Detuve el relato un segundo y corrí hasta el despacho para recoger el expediente, guardado bajo llave, Al regresar, les mostré el encabezamiento y la firma:
—A la juez titular, Lola MacHor, se le ocurrió la feliz idea de dar a luz el día que el cadáver de Mónica fue encontrado. Levantó el cadáver el juez sustituto, que archivó el caso cuando el forense dictaminó, sin género de duda, el suicido como causa de la muerte. El suicido se achacó a una enfermedad mental repentina, pero Francisco de Javier Mugarra sabía que ese diagnóstico era erróneo. Él conocía bien la causa y decidió vengarse: Urrutia, Cañarte y yo misma...
Jaime y Tagliatelli me miraban con la boca abierta, como sí de esa manera pudieran absorber mejor la retahila de datos que les ofrecía. Cuando acabé, ambos permanecieron callados.
—¡Vaya historia! —dijo Jaime rompiendo el silencio.
—¿Cómo ha llegado a esas conclusiones, señoría? ¿Tiene datos que las corroboren?

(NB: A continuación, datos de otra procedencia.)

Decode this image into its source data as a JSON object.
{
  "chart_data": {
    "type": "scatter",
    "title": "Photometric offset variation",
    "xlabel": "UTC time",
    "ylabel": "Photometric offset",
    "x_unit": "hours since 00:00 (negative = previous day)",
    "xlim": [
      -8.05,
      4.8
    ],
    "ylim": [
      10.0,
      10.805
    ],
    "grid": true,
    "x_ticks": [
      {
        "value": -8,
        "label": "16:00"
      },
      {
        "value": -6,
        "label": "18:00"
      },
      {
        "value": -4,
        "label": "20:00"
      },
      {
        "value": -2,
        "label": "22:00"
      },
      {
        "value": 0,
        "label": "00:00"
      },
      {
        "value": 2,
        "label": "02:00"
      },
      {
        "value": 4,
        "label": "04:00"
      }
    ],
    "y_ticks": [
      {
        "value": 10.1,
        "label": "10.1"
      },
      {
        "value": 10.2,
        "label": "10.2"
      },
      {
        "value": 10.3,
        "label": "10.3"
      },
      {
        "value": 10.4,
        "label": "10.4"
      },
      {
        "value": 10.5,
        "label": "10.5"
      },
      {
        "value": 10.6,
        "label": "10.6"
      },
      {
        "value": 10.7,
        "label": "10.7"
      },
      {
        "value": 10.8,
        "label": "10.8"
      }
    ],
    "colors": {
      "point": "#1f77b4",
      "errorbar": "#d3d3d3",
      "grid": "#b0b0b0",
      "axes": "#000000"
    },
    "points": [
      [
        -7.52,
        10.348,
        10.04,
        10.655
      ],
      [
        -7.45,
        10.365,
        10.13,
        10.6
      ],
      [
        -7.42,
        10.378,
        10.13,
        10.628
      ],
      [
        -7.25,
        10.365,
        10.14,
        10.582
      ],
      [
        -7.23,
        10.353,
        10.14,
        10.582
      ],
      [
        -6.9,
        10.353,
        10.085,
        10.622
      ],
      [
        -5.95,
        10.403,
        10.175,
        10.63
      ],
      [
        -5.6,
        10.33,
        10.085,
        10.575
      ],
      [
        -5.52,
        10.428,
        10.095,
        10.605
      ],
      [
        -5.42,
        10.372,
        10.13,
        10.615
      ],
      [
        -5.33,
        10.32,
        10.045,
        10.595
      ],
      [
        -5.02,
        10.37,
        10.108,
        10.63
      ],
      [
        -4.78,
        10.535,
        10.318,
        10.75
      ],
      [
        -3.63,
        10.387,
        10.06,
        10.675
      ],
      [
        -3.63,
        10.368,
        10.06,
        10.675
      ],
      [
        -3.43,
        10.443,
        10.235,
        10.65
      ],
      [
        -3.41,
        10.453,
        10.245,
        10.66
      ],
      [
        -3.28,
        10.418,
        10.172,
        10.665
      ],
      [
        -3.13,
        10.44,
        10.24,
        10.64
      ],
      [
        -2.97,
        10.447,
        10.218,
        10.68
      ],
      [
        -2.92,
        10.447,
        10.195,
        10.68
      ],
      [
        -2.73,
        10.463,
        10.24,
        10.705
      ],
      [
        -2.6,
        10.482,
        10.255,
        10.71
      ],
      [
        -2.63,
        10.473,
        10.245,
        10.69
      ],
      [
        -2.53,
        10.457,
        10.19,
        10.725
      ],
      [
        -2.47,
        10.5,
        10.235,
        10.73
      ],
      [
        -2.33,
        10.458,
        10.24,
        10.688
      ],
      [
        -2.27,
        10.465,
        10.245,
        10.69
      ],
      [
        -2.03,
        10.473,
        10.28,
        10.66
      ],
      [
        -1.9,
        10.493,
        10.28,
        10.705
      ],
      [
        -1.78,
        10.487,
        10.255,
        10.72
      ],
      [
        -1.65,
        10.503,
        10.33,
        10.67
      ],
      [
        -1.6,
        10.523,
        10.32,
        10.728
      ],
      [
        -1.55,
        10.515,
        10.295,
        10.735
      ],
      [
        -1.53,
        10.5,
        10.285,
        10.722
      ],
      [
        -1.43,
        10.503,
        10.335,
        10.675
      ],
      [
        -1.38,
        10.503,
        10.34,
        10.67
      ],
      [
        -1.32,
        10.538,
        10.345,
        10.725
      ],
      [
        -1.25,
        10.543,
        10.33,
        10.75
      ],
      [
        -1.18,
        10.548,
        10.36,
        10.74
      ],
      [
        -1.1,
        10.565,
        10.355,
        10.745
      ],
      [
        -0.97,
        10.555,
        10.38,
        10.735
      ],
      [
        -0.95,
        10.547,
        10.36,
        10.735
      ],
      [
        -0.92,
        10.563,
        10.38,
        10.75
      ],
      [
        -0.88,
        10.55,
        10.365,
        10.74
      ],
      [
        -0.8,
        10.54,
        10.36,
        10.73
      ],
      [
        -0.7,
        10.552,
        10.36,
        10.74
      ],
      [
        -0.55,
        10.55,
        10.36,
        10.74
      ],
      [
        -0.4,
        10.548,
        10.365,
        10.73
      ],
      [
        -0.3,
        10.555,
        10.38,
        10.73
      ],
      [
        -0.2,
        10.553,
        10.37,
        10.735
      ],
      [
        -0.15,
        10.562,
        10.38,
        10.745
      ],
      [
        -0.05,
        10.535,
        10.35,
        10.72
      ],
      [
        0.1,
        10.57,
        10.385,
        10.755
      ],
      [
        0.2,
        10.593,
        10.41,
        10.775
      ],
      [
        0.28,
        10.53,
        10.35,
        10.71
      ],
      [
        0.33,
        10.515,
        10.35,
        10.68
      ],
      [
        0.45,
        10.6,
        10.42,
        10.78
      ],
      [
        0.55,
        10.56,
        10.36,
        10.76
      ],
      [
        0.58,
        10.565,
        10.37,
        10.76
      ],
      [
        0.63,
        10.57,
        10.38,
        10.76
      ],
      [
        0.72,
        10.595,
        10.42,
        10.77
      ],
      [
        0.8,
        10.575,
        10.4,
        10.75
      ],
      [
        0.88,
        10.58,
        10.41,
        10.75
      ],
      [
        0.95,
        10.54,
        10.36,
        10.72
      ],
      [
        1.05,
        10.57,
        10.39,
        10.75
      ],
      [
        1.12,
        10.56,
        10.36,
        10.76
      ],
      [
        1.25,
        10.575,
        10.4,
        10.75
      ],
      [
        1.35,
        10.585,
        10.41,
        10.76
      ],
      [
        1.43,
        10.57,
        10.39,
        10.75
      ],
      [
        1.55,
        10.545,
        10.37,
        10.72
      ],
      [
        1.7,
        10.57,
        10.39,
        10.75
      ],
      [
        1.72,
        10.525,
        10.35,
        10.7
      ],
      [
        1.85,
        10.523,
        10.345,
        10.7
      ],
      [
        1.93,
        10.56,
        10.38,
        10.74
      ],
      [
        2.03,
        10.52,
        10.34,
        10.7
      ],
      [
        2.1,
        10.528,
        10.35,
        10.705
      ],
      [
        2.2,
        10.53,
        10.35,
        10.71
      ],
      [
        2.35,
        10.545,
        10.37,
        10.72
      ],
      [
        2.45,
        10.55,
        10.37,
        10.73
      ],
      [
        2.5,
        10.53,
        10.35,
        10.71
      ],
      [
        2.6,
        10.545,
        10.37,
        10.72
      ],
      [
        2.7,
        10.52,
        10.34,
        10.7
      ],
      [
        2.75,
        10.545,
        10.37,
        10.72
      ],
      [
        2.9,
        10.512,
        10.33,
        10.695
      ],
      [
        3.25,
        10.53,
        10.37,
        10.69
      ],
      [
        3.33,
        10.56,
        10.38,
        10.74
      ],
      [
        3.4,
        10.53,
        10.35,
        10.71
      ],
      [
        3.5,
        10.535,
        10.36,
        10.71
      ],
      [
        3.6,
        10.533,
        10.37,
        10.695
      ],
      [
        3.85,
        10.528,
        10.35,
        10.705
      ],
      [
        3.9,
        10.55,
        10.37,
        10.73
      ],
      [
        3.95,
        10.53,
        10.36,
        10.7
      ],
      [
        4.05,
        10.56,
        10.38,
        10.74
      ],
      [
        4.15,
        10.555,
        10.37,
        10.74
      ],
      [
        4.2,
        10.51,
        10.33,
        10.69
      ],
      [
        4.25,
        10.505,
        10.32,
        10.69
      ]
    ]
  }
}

—En realidad, fue el propio asesino el que me mostró el camino. Si él no me hubiera hablado del suicidio de su madre, me temo que nunca lo habría averiguado, aunque había dejado pistas significativas.
—¿Ah, sí?
—Sí, eminencia. Todo encaja. En el coche propiedad del monasterio, encontramos restos de sangre. No eran de Pello Urrutia, no coincidía el grupo sanguíneo. Además, bajo las uñas de la mano derecha del abad, encontramos restos de piel. Suponemos que le esperaba agazapado en la parte trasera del automóvil y que le sujetó cuando ya estaba sentado. Urrutia trató de defenderse y le arañó. Analizamos esa sangre: presentaba VIH positivo, probablemente fruto de prácticas sexuales de riesgo.
—¿Cómo lo sabe? Pudo ser una transfusión o...
—Desde luego, pudo contagiarse por otra vía, pero se sirvió de dos declarados homosexuales para llevar a cabo su venganza: el modisto Gorla y el novicio Mezquíriz. Eso dice mucho de él. En Leyre no me quisieron decir el motivo de su expulsión alegando que era secreto de confesión; también eso resulta ilustrativo. ¿Qué hay que ocultar bajo el palio de la confesión más que algo vergonzoso? De no haber sido por algo así, me habrían explicado su marcha. Además, se definió como un número primo. Un número sin genealogía, sin reproducción.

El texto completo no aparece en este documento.